If you want to jump through hoops it may be possible to use nvstd::function in device code with lambdas. As already indicated, some utilization of templating will be necessary, probably.

1 2 3

I experimented a little and found what I suggested to be feasible, aka passing arbitrary functors into kernels through template parameters, but then forwarding the functor to another, separately compiled device function through a nvstd::function parameter. This is shown below.

// This could be separately compiled into a static library
__device__ float ClampedBinaryOp(nvstd::function<float(float, float)> func,
                                 float lhs, float rhs, float lb, float ub) {
  return min(max(func(lhs, rhs), lb), ub);
}

// This would live in a header
template <class OP>
__global__ void Kernel(OP op, size_t len, float const* lhs, float const* rhs,
                       float lb, float ub, float* result) {
  if (auto tid = blockDim.x * blockIdx.x + threadIdx.x; tid < len) {
    result[tid] = ClampedBinaryOp(op, lhs[tid], rhs[tid], lb, ub);
  }
}

This appears to satisfy my intention to do type erasure as soon as possible past a templated interface, just like how the renowned fmt library lets the generic fmt::format call down to the compiled fmt::vformat for heavy lifting. Please let me know if my approach is incorrect or inefficient.

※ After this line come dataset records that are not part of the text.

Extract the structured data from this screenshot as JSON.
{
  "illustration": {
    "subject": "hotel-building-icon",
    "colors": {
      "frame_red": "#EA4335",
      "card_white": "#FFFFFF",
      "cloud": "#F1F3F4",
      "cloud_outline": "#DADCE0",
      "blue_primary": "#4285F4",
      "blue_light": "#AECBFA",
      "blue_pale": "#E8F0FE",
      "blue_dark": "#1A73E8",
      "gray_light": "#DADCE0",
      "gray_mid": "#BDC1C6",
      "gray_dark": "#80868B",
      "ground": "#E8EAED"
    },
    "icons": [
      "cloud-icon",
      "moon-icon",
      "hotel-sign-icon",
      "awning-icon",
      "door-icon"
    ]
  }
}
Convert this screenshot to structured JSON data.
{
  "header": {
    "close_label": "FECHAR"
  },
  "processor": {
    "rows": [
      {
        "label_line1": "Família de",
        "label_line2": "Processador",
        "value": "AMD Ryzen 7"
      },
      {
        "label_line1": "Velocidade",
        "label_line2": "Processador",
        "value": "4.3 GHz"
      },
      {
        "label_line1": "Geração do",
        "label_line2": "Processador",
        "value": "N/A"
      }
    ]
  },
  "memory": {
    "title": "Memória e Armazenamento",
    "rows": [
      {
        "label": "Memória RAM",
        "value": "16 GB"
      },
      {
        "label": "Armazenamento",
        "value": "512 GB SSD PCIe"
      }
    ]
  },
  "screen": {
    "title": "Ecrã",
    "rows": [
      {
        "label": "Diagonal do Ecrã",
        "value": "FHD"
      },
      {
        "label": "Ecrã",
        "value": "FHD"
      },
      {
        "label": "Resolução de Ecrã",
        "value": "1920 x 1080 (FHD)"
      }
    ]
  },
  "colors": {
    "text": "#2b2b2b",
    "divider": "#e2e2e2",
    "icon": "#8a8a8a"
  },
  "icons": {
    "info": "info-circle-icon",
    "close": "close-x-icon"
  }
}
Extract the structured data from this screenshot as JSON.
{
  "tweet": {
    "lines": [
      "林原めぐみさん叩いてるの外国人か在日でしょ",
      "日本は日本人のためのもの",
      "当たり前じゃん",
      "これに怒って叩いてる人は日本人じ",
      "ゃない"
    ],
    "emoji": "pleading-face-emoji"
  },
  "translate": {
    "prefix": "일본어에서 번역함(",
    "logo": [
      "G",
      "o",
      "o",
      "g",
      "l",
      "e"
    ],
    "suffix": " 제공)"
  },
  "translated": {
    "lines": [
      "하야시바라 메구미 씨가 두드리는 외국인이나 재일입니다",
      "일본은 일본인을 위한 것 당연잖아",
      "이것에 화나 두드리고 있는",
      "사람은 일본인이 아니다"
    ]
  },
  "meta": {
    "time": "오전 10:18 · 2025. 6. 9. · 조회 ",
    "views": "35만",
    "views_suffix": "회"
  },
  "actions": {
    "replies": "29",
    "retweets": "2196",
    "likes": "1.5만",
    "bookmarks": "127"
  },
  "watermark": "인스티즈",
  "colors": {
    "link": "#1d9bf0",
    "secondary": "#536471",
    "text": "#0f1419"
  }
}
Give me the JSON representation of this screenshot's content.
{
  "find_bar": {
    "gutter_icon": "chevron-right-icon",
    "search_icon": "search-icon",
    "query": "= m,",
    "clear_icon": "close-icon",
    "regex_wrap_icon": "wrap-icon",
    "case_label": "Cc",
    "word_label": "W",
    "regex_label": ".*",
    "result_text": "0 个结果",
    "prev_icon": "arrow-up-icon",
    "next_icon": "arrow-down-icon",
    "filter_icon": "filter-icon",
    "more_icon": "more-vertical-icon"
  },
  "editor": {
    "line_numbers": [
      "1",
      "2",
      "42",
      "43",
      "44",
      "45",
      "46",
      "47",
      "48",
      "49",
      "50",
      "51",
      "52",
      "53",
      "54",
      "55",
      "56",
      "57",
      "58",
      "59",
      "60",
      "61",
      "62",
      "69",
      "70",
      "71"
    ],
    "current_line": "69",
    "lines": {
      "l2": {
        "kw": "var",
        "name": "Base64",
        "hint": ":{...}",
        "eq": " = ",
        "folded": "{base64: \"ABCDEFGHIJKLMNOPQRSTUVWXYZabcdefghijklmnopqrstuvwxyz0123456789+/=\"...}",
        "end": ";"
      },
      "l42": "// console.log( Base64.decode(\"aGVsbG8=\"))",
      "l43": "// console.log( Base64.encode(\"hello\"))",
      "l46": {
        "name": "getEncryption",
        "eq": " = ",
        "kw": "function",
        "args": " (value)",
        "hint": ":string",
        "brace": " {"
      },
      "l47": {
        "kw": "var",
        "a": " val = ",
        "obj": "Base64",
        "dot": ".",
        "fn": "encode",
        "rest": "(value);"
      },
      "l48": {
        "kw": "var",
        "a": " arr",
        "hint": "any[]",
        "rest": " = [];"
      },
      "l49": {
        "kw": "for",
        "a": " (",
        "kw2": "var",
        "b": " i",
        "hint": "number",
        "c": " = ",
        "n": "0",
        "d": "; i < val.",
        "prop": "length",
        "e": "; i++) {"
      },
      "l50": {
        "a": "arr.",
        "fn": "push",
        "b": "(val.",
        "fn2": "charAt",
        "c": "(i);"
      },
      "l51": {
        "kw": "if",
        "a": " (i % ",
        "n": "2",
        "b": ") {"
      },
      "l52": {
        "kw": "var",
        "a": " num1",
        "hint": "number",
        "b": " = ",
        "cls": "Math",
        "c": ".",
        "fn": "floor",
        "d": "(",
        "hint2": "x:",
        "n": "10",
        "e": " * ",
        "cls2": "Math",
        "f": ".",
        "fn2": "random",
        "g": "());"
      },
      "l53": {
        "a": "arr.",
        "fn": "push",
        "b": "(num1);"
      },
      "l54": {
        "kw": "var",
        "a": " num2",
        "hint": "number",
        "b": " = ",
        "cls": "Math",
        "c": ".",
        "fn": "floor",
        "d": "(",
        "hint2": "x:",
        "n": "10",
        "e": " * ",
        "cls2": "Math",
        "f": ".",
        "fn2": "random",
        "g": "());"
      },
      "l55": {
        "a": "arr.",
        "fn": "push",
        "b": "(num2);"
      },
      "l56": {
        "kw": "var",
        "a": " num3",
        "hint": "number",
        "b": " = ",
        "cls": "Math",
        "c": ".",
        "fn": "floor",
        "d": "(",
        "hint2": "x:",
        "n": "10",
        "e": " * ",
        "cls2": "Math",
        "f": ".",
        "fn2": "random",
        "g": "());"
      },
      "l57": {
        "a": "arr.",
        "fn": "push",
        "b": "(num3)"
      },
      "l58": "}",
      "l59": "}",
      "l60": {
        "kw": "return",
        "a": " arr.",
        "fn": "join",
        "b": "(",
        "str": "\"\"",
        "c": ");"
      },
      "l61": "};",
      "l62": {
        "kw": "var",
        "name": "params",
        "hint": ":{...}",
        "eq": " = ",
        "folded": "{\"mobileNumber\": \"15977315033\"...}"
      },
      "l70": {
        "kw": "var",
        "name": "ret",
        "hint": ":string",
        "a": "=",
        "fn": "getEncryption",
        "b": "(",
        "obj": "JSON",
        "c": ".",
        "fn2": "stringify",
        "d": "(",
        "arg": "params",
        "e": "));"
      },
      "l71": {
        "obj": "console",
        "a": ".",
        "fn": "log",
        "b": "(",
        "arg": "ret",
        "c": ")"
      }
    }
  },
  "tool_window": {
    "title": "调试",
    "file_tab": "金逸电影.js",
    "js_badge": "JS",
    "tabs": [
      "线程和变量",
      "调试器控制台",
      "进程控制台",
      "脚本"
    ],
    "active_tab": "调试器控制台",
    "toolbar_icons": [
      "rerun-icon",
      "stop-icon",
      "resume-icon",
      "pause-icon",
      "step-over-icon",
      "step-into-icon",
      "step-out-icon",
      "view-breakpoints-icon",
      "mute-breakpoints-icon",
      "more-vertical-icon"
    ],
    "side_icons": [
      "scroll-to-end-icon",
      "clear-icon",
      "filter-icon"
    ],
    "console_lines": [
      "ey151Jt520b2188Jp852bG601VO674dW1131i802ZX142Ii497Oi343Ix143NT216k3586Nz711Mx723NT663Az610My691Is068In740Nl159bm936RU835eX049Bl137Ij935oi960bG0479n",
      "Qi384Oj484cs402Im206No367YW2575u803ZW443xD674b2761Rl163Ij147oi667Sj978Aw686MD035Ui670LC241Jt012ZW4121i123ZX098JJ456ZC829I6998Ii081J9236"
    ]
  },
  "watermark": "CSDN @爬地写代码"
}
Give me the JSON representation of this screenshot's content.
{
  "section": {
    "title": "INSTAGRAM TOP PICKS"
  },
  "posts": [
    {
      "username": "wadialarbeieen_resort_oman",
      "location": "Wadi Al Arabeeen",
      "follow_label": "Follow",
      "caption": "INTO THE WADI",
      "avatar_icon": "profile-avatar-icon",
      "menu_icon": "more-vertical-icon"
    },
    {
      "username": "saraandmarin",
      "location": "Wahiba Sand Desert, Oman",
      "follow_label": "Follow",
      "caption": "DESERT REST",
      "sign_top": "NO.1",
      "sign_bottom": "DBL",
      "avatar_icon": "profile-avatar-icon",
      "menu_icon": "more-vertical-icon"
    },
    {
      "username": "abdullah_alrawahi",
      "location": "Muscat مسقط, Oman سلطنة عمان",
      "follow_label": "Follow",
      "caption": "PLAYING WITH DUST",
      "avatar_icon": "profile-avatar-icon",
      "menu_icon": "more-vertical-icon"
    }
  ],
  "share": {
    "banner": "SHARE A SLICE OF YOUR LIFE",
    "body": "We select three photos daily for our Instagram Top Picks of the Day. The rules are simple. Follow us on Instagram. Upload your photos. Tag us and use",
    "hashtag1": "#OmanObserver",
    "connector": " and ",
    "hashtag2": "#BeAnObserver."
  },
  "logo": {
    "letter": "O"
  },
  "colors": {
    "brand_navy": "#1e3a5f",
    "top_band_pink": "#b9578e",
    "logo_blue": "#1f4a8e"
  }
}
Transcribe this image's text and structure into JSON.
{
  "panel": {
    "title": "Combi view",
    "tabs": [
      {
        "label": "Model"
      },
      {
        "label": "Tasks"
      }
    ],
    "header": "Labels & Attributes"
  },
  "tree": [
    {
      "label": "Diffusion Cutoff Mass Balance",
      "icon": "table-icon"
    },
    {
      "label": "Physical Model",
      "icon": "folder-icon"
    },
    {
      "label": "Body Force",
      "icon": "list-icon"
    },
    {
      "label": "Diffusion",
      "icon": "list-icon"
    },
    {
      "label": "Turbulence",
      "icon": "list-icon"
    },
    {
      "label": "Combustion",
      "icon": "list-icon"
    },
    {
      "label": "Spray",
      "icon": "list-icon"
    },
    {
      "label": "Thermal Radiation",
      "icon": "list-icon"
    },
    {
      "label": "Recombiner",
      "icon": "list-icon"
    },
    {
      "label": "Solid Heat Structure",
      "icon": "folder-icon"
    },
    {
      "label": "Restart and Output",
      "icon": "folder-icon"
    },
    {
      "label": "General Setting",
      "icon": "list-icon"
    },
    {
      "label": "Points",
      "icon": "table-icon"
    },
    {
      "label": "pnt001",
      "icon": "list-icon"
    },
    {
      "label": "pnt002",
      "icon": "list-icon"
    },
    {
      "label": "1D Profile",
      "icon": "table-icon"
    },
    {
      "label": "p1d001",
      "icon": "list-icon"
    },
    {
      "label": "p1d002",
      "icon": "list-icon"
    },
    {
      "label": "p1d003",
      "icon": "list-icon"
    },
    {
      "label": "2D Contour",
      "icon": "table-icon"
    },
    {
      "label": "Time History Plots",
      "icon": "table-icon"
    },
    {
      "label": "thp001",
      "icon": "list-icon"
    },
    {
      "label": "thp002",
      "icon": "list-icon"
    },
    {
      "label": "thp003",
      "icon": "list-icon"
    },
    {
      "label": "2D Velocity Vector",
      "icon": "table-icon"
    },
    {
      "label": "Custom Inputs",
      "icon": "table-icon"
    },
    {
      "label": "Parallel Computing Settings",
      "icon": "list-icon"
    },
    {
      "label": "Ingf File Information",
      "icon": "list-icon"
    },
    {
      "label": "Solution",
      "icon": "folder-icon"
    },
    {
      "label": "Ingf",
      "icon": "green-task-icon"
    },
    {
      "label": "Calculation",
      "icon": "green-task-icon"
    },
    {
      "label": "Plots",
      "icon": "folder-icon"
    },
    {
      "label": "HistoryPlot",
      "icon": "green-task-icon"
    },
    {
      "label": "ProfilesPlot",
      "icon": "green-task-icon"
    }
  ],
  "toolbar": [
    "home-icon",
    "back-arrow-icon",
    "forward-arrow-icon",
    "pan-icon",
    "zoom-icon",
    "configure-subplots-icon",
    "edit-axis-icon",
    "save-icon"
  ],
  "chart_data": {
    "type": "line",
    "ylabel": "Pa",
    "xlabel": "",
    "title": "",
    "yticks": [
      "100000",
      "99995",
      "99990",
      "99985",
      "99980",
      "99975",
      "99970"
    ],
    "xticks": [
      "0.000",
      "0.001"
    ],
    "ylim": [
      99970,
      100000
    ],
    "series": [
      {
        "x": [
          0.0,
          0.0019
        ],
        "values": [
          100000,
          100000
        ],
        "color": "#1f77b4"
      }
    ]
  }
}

Thank you @Robert_Crovella, your StackOverflow post answered several questions I have about nvstd::function, so can I conclude that:

  1. nvstd::function or references to which cannot be used in the parameter type of a __global__ function,
  2. Pointers to nvstd::function, allocated on device, can be used in the parameter type of a __global__ function,
  3. (tricky part) The pointee nvstd::function must be assigned a target inside a kernel — no cudaMemcpy\w* function can do the same thing?